Enfin, après les disparitions, il y a aussi les apparitions. En particulier ces fameux « JDD Communication », suppléments de quatre pages qui paraissent épisodiquement (par exemple sur McDonald’s en février). En fait, il s’agit de publicités présentées sous la forme de publi-reportages, et d’autres journaux se livrent au même exercice, toujours un peu à la lisière de leur déontologie. Sauf qu’au JDD, ces suppléments rémunérés en achat d’espaces sont tellement bien insérés dans le journal qu’on les prend pour de vrais articles de journalistes. Police de caractère quasi-semblable, même mise en page, même encarts. Le lecteur n’y voit que du feu. Surtout qu’il n’y a aucune mention, en aucun endroit, du fait qu’il s’agit d’une publicité. (A leur décharge, il faut rappeler que ces publi-reportages existaient déjà sous Jay ou même sous de Villeneuve, les prédécesseurs d’Olivennes et Bellay).
Regardez les photos, leurs tailles, les titres, les brèves…
La bataille interne qui se joue actuellement au Journal du dimanche reflète tout un système : celui du sarkozysme culturel. L’histoire de la mainmise sur les médias par Nicolas Sarkozy n’est plus à faire. Mais il y a une hypocrisie à avoir dénoncé cette semaine nommément – et sans élégance – d’un côté Valérie Trierweiler, la compagne de François Hollande, pour une simple émission sur Direct 8 ou le directeur d’une radio publique pour un soutien au candidat socialiste qu’il n’a pas explicitement affiché dans l’Express (comme le confirme Christophe Barbier) et le système médiatique Sarkozy, autrement plus puissant. Que pèse l’émission de Madame Hollande face à l’empire TF1, à la machine France Télévisions, au groupe Bolloré, au Figaro, au JDD etc ? La bataille des médias menée par le candidat UMP version 2012, ne fait d’ailleurs que commencer. Sarkozy combien de divisions ? Nous allons bientôt le savoir. Ce sera une bataille de grandes enjambées bonapartistes et parfois de simple guérilla aux allures de guerre picrocholines.
Ainsi, pour en revenir au JDD, seuls les journalistes et les lecteurs les plus assidus remarquent les petits détails qui font les grandes propagandes : le choix des titres, la taille des photos, l’emplacement dans les pages. La spécialité de la direction du JDD ce sont par exemple les pages paires et impaires. Un article publié sur la page de droite, en page impaire, aurait plus d’importance qu’un se trouvant sur la page paire. Ainsi, on voit plus souvent Sarkozy en impair et Hollande en pair – mais les affaires sur DSK sont en revanche impair et une affaire qui embarrasse la droite en pair… Dans des échanges de SMS avec ses subordonnés, dont j’ai eu la preuve par un journaliste du JDD, j’ai pu constater que Denis Olivennes insistait souvent sur ce type de détails qui n’en sont pas toujours un.
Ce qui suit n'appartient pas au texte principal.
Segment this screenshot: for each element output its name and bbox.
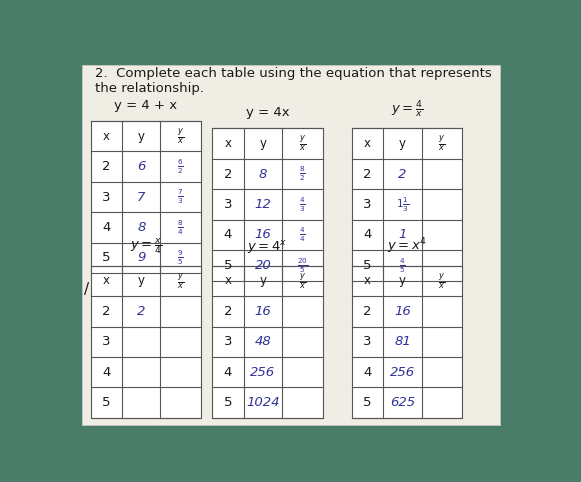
Bar xyxy=(212,266,322,418)
Text: 625: 625 xyxy=(390,396,415,409)
Text: 2: 2 xyxy=(102,305,110,318)
Text: 7: 7 xyxy=(137,190,145,203)
Text: 4: 4 xyxy=(363,228,372,241)
Text: 3: 3 xyxy=(224,335,232,348)
Text: 2: 2 xyxy=(102,160,110,173)
Text: $\frac{y}{x}$: $\frac{y}{x}$ xyxy=(438,271,446,291)
Text: $\frac{y}{x}$: $\frac{y}{x}$ xyxy=(177,126,184,146)
Text: $\frac{4}{5}$: $\frac{4}{5}$ xyxy=(399,256,406,275)
Text: y: y xyxy=(259,137,266,150)
Text: 256: 256 xyxy=(250,366,275,379)
Text: 2: 2 xyxy=(224,305,232,318)
Text: 3: 3 xyxy=(363,198,372,211)
Text: 5: 5 xyxy=(224,259,232,272)
Text: $\frac{y}{x}$: $\frac{y}{x}$ xyxy=(438,134,446,153)
Text: $\frac{8}{4}$: $\frac{8}{4}$ xyxy=(177,218,184,237)
Text: 9: 9 xyxy=(137,252,145,265)
Text: the relationship.: the relationship. xyxy=(95,82,204,95)
Text: x: x xyxy=(364,274,371,287)
Text: 3: 3 xyxy=(102,190,110,203)
Text: $y = x^{4}$: $y = x^{4}$ xyxy=(387,237,427,256)
Text: $\frac{9}{5}$: $\frac{9}{5}$ xyxy=(177,249,184,267)
Text: 3: 3 xyxy=(224,198,232,211)
Text: $1\frac{1}{3}$: $1\frac{1}{3}$ xyxy=(396,195,409,214)
Text: $\frac{y}{x}$: $\frac{y}{x}$ xyxy=(299,134,306,153)
Text: 256: 256 xyxy=(390,366,415,379)
Text: $\frac{y}{x}$: $\frac{y}{x}$ xyxy=(299,271,306,291)
Text: 5: 5 xyxy=(102,396,110,409)
Text: 8: 8 xyxy=(259,168,267,180)
Text: y: y xyxy=(138,274,145,287)
Text: x: x xyxy=(224,274,231,287)
Text: 16: 16 xyxy=(394,305,411,318)
Text: 5: 5 xyxy=(224,396,232,409)
Bar xyxy=(212,128,322,281)
Text: 48: 48 xyxy=(254,335,271,348)
Text: 4: 4 xyxy=(363,366,372,379)
Text: y: y xyxy=(259,274,266,287)
Text: x: x xyxy=(224,137,231,150)
Text: 16: 16 xyxy=(254,305,271,318)
Text: 2: 2 xyxy=(363,305,372,318)
Text: $y = \frac{4}{x}$: $y = \frac{4}{x}$ xyxy=(391,98,423,119)
Text: x: x xyxy=(364,137,371,150)
Text: $y = 4^{x}$: $y = 4^{x}$ xyxy=(247,240,288,256)
Text: $y = \frac{x}{4}$: $y = \frac{x}{4}$ xyxy=(130,237,162,256)
Text: $\frac{6}{2}$: $\frac{6}{2}$ xyxy=(177,157,184,176)
Text: x: x xyxy=(103,130,110,143)
Text: 2: 2 xyxy=(398,168,407,180)
Text: 2: 2 xyxy=(224,168,232,180)
Text: $\frac{4}{4}$: $\frac{4}{4}$ xyxy=(299,226,306,244)
Text: 16: 16 xyxy=(254,228,271,241)
Text: $\frac{8}{2}$: $\frac{8}{2}$ xyxy=(299,165,306,183)
Bar xyxy=(352,266,462,418)
Text: 4: 4 xyxy=(224,366,232,379)
Text: 2.  Complete each table using the equation that represents: 2. Complete each table using the equatio… xyxy=(95,67,492,80)
Text: y: y xyxy=(138,130,145,143)
Text: $\frac{20}{5}$: $\frac{20}{5}$ xyxy=(297,256,308,275)
Text: 2: 2 xyxy=(137,305,145,318)
Text: 4: 4 xyxy=(224,228,232,241)
Text: 20: 20 xyxy=(254,259,271,272)
FancyBboxPatch shape xyxy=(81,65,500,425)
Text: $\frac{4}{3}$: $\frac{4}{3}$ xyxy=(299,195,306,214)
Text: 6: 6 xyxy=(137,160,145,173)
Text: y: y xyxy=(399,274,406,287)
Text: x: x xyxy=(103,274,110,287)
Text: 5: 5 xyxy=(102,252,110,265)
Text: $\frac{7}{3}$: $\frac{7}{3}$ xyxy=(177,188,184,206)
Text: 4: 4 xyxy=(102,221,110,234)
Text: 12: 12 xyxy=(254,198,271,211)
Text: 5: 5 xyxy=(363,259,372,272)
Text: y: y xyxy=(399,137,406,150)
Text: /: / xyxy=(84,282,89,297)
Text: 3: 3 xyxy=(363,335,372,348)
Text: 3: 3 xyxy=(102,335,110,348)
Text: 5: 5 xyxy=(363,396,372,409)
Bar xyxy=(91,121,201,273)
Text: y = 4 + x: y = 4 + x xyxy=(114,99,177,112)
Text: 1024: 1024 xyxy=(246,396,279,409)
Bar xyxy=(91,266,201,418)
Text: $\frac{y}{x}$: $\frac{y}{x}$ xyxy=(177,271,184,291)
Text: 1: 1 xyxy=(398,228,407,241)
Text: 2: 2 xyxy=(363,168,372,180)
Text: 4: 4 xyxy=(102,366,110,379)
Bar xyxy=(352,128,462,281)
Text: y = 4x: y = 4x xyxy=(246,106,289,119)
Text: 81: 81 xyxy=(394,335,411,348)
Text: 8: 8 xyxy=(137,221,145,234)
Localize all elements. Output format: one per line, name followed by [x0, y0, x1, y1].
D’autres habitués font remarquer que les photographies d’Elodie Grégoire sont très souvent mises en valeur. Certains lui reprochent même d’être dans les petits papiers de Sarkozy, une photographe « embedded » qui aurait l’accès direct à Franck Louvrier, le conseiller de Nicolas Sarkozy. Est-ce le cas ? Ou est-ce l’Élysée qui se joue d’elle ? En tout cas, au cours de mon enquête, un journaliste du JDD a pronostiqué devant moi que la première photo exclusive de l’intérieur du siège de campagne de Sarkozy, inauguré le samedi 18 février, serait dans le JDD. Bien vu. Cette photo a ouvert les pages événement, 2 et 3, du numéro du 19 février. A la fois paire et impaire ! Et signée Elodie Grégoire.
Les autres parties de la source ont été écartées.